On peut naturellement (c’est même recommandé), désigner plusieurs mandataires, sur des champs différents : par exemple le conjoint pour la partie protection de la personne et gestion du patrimoine privé, et un tiers pour le patrimoine professionnel. Il est tout aussi possible (et recommandé) de prévoir des mandataires « subsidiaires », en cas d’indisponibilité, de conflit d’intérêts, ou de refus de la mission par le mandataire…

Si le mandat peut être rédigé sous seing privé, il est recommandé de prévoir l’intervention d’un notaire, car seul un acte authentique permettra au mandataire d’effectuer des actes de disposition.

Le législateur a voulu donner une place particulière à ce mandat de protection future, et privilégier l’autonomie de la volonté, puisqu’il doit s’appliquer par priorité sur les mesures judiciaires.

Cependant, l’absence de publicité constituait jusqu’à présent une limite majeure à l’efficacité de ce dispositif. Sans registre dédié, il était impossible de vérifier l’existence d’un mandat en amont et de garantir cette priorité sur les autres mesures. Cette lacune est désormais comblée avec le décret du 16 novembre 2024 qui institue un registre de publicité spécifique.

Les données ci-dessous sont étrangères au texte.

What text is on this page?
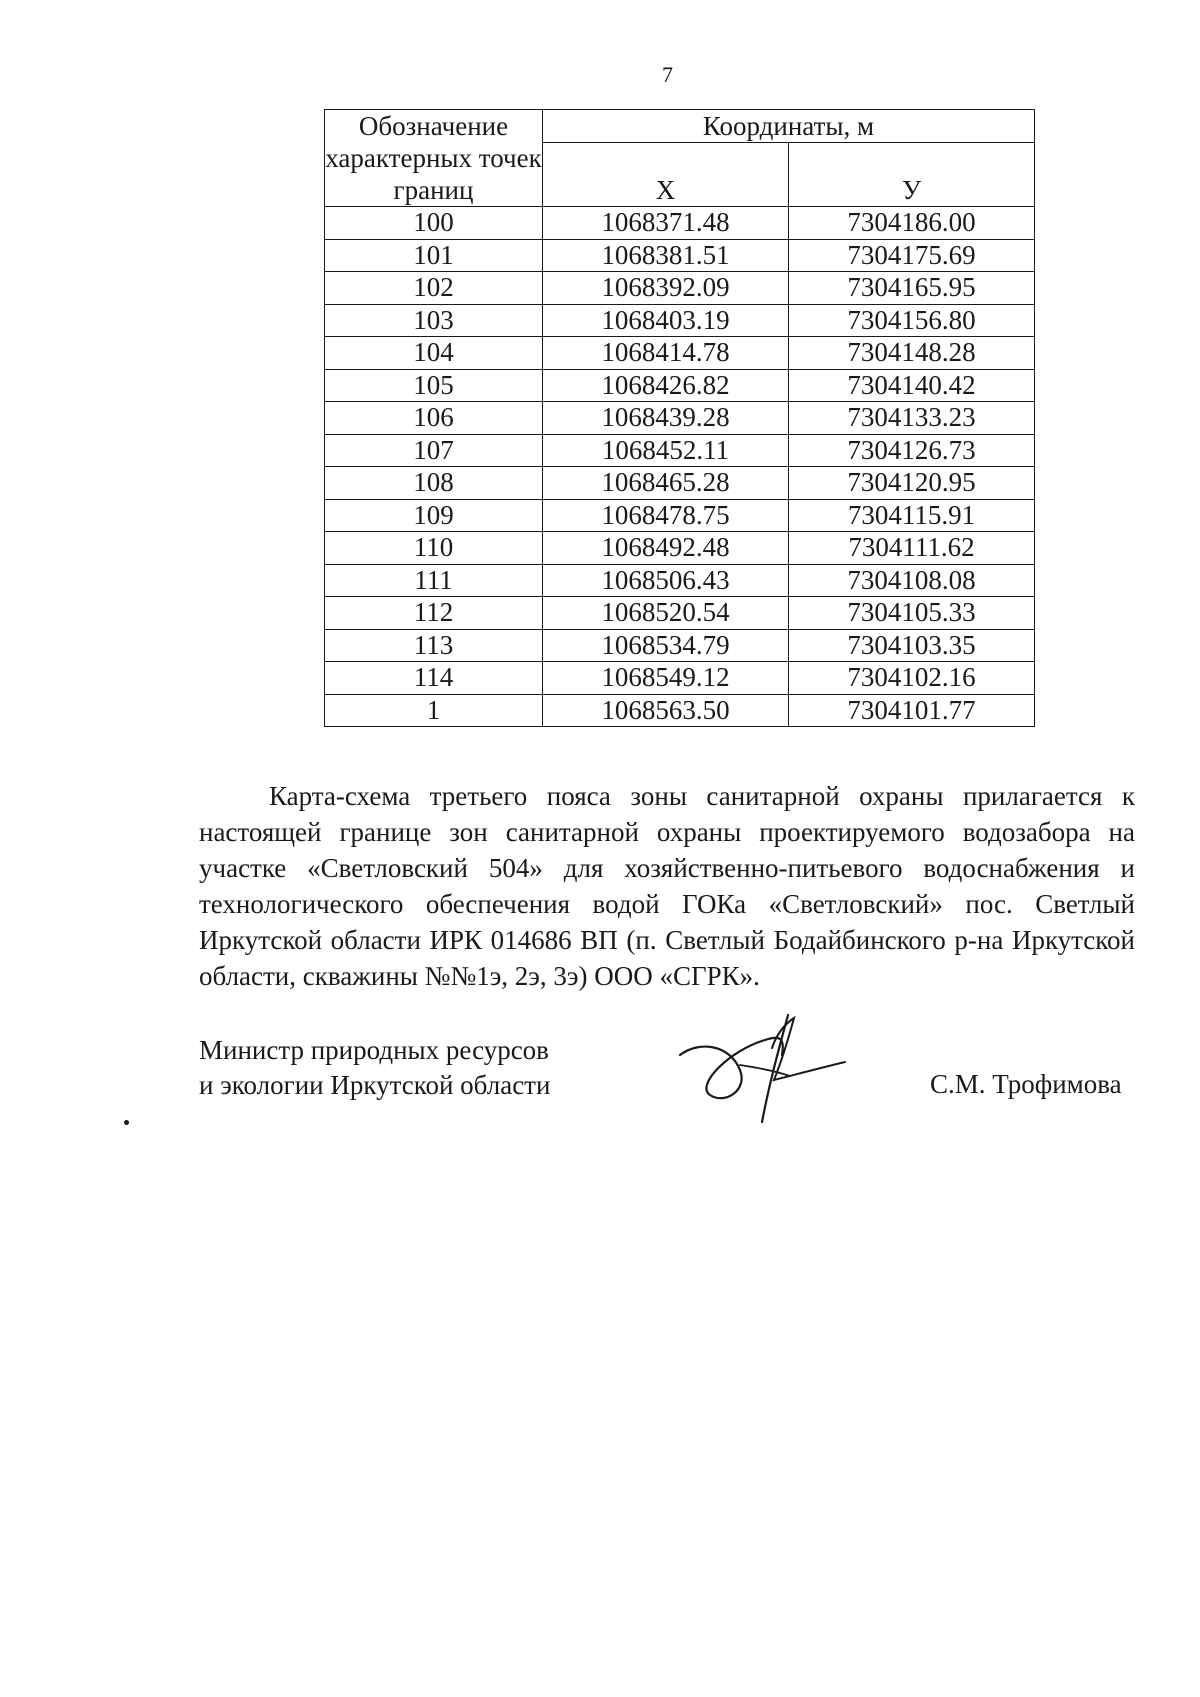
7
Обозначение характерных точек границ	Координаты, м	
	Х	У
100	1068371.48	7304186.00
101	1068381.51	7304175.69
102	1068392.09	7304165.95
103	1068403.19	7304156.80
104	1068414.78	7304148.28
105	1068426.82	7304140.42
106	1068439.28	7304133.23
107	1068452.11	7304126.73
108	1068465.28	7304120.95
109	1068478.75	7304115.91
110	1068492.48	7304111.62
111	1068506.43	7304108.08
112	1068520.54	7304105.33
113	1068534.79	7304103.35
114	1068549.12	7304102.16
1	1068563.50	7304101.77
Карта-схема третьего пояса зоны санитарной охраны прилагается к настоящей границе зон санитарной охраны проектируемого водозабора на участке «Светловский 504» для хозяйственно-питьевого водоснабжения и технологического обеспечения водой ГОКа «Светловский» пос. Светлый Иркутской области ИРК 014686 ВП (п. Светлый Бодайбинского р-на Иркутской области, скважины №№1э, 2э, 3э) ООО «СГРК».
Министр природных ресурсов
и экологии Иркутской области	С.М. Трофимова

Toutefois, il présente encore des limites : pour l’heure, son accès est réservé aux magistrats et greffiers. Ni les notaires ni les avocats, pourtant les principaux acteurs dans la mise en œuvre de ces mandats, n’y ont accès. Une ouverture à ces professionnels permettrait de garantir pleinement l’efficience et la sécurité juridique du dispositif.